Opinion
Civil Action. CIV.A.05-0266-WS-M.
September 7, 2005.
Donald C. Radcliff, Brady Radcliff Brown LLP, Mobile, AL, for Petitioner.
James R. Reeves, Jr., Lumpkin Reeves, Biloxi, MS, Allen E. Graham, Meegan Benson Nelson, Lyons, Pipes Cook, Mobile, AL, for Defendants.
ORDER
This action is one for exoneration or limitation. Before the Court is the motion of claimant Quality Inspection Services, Inc. ("Quality") to dismiss the action as untimely, a motion joined by claimant John Soles. (Docs. 11, 17). Petitioner P.G. Charter Boats, Inc. ("P.G.") has filed a response, (Doc. 20), and Quality a reply, (Doc. 22), and the motion is ripe for resolution.
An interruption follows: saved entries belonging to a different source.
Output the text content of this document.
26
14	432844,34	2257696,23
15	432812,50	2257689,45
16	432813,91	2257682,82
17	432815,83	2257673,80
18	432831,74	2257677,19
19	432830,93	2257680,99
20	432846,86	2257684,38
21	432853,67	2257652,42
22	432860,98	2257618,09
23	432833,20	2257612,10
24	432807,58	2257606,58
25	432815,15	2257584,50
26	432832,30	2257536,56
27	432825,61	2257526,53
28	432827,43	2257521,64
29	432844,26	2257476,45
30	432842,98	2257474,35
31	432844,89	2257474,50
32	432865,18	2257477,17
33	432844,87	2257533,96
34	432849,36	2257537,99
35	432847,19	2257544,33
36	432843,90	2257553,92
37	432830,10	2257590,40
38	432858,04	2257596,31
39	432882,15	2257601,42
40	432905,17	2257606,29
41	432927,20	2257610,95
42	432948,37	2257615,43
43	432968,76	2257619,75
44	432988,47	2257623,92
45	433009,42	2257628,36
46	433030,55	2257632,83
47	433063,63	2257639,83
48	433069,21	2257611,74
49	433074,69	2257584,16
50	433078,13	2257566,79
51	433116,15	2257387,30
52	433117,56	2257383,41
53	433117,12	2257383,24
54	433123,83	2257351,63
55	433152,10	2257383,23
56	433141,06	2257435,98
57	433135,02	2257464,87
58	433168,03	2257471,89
In March 2002, Soles was injured while aboard a spud barge named NAV 1 ("the Vessel"). (Doc. 1 at 1-2). In March 2004, Soles filed suit in state court, naming as defendants Quality, P.G., Gazzier Shipyard, Inc., Richard W. "Pud" Gazzier, and several fictitious defendants. (Doc. 11, Exhibit A). The complaint did not specify the role of each defendant in causing Soles' injuries but described the defendants generally as "either the owner or owner pro hac vice and/or [having] operated or controlled the activities of various vessels and/or conducted construction upon certain vessels, barges and appurtenances located and operated upon navigable waters in the Gulf of Mexico." ( Id., ¶ 8).
Although the state complaint was not appended to the federal complaint, it may be considered without converting Quality's motion to dismiss into one for summary judgment, because it is central to P.G.'s claim (since without it, P.G. has no need of exoneration or limitation) and its authenticity is not questioned. E.g., Day v. Taylor, 400 F.3d 1272, 1276 (11th Cir. 2005).
According to the petitioner, Richard Gazzier acquired the Vessel in 2001 and transferred ownership to P.G. in August 2001. Thus, at the time of Soles' injury and thereafter, P.G. was the owner of the Vessel. During discovery in the state action, including Gazzier's deposition, it was revealed that P.G. was the owner of the Vessel. (Doc. 20 at 2-3). Within six months of receiving Soles' proposed amended complaint naming P.G. in December 2004, the instant action was filed.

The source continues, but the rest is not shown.